First, because the study is cross-sectional, we are unable to draw causal or even temporal inferences. For evaluating the causal and long-term associations between SES and behavioral, social, and demographic components that affect HGS, future research will require longitudinal data with repeated assessments and time-varying covariates. Second, though HGS is a commonly used method of measuring muscle strength, additional measures of muscle potency, including the chair rise test, should be included in future research. Third, even with the wide range of covariates in our analysis, the problem of residual confounding resulting from unmeasured factors persists. For instance, while we account for working status, our study did not consider the nature of employment or the intensity of physical strain from one’s workplace conditions. Fourth, while we control for multimorbidity in our analyses, future studies should consider assessing, in addition to disease status, the nature, severity, and duration of chronic disease. Despite these limitations, our study has notable strengths. We used nationally representative data to estimate SES-related disparities in HGS among older Indians. Additionally, our study utilized a large sample size, and we relied on HGS, an objective health indicator of muscle strength and overall physical vitality in later life.

Policy and practice implications

The broader implications of our findings are analogous to most social scientific research on SES disparities in health: to educate individuals to their full potential and redistribute income106 so that they have a fair shot at a healthy life and, in turn, healthy aging. However, given that such sweeping policy changes are politically intractable, there is the need for micro-level initiatives, such as publicly funded home-based nutritional and physical activity programs for underweight older adults and those with difficulty in ADL and IADL given that these factors contributed significantly to the SES disparities in HGS for older Indians.
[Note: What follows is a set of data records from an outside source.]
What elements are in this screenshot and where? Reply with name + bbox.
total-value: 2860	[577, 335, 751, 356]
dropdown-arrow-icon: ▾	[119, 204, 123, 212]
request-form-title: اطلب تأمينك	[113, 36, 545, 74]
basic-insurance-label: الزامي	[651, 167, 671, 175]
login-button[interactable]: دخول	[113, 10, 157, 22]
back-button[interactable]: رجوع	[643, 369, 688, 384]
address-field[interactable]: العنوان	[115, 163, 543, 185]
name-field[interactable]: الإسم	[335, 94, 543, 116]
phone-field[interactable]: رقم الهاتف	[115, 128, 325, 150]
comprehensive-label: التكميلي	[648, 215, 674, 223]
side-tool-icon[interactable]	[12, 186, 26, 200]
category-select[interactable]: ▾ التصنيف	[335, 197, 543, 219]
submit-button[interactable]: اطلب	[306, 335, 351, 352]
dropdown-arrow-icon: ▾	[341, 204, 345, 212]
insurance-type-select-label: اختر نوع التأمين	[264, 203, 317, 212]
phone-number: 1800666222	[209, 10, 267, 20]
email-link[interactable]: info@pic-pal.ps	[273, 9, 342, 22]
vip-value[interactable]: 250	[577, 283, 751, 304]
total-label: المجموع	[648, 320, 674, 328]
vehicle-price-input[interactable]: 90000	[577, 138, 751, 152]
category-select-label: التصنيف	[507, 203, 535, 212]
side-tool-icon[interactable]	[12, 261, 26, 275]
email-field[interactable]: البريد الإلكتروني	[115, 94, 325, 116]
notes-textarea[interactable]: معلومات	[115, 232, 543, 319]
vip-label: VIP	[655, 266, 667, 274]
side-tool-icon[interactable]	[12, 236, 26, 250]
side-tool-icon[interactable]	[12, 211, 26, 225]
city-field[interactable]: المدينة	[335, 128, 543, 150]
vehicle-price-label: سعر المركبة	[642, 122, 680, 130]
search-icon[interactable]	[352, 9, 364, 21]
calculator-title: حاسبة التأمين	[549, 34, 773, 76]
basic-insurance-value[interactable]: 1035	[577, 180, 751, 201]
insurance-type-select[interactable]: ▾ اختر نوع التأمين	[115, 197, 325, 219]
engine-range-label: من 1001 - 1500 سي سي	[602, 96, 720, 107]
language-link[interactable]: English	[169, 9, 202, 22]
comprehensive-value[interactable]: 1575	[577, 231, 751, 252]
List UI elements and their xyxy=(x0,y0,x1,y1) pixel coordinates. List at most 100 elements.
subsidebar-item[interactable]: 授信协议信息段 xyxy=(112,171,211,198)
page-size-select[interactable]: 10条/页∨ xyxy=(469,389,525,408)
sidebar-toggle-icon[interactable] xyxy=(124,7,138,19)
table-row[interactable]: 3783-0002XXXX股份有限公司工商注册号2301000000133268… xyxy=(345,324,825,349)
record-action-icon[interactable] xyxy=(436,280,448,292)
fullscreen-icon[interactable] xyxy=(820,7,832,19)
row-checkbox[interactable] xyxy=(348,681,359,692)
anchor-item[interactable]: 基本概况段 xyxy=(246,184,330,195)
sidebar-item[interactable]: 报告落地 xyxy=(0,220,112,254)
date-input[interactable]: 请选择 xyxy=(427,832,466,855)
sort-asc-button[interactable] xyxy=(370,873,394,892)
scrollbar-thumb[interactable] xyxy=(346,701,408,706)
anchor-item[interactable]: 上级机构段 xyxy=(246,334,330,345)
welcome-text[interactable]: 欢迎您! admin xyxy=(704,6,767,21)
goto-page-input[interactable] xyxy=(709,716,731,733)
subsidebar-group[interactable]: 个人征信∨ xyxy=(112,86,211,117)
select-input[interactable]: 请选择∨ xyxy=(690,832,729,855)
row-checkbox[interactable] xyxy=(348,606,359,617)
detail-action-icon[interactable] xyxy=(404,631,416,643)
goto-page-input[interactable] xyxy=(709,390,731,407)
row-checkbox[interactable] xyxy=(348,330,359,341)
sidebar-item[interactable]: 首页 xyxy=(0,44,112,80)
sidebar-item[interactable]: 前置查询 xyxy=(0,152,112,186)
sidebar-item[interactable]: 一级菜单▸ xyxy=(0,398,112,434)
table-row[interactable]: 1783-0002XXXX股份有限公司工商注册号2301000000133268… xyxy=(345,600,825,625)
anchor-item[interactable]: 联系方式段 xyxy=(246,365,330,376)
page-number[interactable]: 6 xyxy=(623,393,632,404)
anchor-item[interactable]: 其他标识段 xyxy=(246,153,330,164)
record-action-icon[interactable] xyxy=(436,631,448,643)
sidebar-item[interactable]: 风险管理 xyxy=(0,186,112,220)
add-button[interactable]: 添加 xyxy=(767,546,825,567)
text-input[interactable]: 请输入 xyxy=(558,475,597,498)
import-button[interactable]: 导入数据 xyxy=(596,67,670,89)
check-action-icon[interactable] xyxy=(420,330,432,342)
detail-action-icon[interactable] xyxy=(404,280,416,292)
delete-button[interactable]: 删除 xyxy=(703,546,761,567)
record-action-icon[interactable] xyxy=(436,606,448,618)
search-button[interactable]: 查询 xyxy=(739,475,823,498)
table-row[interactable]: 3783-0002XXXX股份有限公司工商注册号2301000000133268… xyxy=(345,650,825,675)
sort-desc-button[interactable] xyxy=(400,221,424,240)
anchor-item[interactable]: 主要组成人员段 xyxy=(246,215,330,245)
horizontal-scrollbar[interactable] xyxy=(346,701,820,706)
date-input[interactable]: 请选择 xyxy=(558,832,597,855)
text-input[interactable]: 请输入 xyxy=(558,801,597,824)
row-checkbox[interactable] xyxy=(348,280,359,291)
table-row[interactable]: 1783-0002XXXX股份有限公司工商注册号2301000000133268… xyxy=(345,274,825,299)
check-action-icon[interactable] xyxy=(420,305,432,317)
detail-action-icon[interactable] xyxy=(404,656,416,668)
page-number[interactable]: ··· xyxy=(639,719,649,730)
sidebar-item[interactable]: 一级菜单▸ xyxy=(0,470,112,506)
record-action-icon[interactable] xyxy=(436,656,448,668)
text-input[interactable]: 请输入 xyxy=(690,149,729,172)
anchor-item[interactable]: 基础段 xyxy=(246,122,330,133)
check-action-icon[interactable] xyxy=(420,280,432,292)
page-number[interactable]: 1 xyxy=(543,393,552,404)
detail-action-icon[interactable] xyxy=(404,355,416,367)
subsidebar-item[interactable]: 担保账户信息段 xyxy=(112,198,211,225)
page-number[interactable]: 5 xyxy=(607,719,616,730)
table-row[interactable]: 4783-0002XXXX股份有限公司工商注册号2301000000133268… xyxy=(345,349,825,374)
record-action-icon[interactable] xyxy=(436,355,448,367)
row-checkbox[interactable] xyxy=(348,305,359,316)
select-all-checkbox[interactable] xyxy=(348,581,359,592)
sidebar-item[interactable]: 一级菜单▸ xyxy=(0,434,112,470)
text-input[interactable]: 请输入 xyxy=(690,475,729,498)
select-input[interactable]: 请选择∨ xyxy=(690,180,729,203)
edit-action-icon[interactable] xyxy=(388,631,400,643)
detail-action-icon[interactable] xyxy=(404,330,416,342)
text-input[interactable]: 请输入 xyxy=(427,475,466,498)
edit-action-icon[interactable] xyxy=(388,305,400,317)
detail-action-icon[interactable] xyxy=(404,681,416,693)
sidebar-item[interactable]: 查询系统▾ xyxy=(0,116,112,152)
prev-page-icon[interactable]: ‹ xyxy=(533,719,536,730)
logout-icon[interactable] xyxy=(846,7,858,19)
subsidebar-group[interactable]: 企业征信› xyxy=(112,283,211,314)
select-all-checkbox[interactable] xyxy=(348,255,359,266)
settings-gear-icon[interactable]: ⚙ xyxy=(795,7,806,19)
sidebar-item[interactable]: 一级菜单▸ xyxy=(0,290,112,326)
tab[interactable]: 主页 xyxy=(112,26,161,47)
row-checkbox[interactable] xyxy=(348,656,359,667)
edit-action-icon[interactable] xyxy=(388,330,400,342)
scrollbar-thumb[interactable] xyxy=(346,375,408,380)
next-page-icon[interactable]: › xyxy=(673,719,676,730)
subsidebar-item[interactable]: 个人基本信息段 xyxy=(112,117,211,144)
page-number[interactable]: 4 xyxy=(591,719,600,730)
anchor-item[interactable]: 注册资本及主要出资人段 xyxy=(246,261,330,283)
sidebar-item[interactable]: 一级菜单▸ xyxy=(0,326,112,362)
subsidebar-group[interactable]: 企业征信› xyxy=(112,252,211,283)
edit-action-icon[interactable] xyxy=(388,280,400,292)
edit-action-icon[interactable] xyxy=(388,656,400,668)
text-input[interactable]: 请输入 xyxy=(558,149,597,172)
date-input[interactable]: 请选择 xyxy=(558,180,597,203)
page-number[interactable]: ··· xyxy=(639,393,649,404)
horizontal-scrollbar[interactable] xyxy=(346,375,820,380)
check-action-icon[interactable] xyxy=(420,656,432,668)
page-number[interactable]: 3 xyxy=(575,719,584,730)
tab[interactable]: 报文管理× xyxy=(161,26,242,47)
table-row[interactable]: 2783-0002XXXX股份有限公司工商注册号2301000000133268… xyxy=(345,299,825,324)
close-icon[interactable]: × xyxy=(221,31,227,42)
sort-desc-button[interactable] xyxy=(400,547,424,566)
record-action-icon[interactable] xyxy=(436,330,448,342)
Likewise, given the significant link between cognitive deficits and weak HGS, trained volunteers can help cognitively impaired older adults with memory training techniques, such as rehearsal, organization, categorization, visualization, and the use of mnemonics107. Furthermore, physicians and other allied health professionals who wish to provide more individualized treatment to their socioeconomically vulnerable older patients will find it useful to know that a large portion of the SES inequality in HGS may be tied to lower "subjective" social status. The finding that, despite the otherwise well-documented male advantage in SES, older men endure higher odds of weak HGS than older women suggests that for interventions and therapeutics to work, providers and practitioners should consider multiple social and cultural contexts that may contribute to the differential health risks among older Indian men. There should be state-sponsored efforts to educate older adults on the importance of HGS, which is currently lacking in India, given that implementing practical and early interventions can prove crucial in protecting physical function and prolonging disability and dependence.

Conclusion

The results of this study reveal significant SES-related inequalities in HGS, benefiting those of higher SES relative to their peers in poorer households. The study also reveals a variety of demographic, health, and behavioral factors contributing significantly to the SES-related inequities in older Indians. Social marketing campaigns for increasing physical function should consider the social and economic resources and constraints attached to structured and sustained physical activity. Further, given the evidence in the present study, public health policies and programs related to aging should be aimed at reducing social and economic inequities among older adults. Doing so would not only address questions of social justice, but it could also potentially alleviate the fiscal and emotional challenges associated with aging and old age.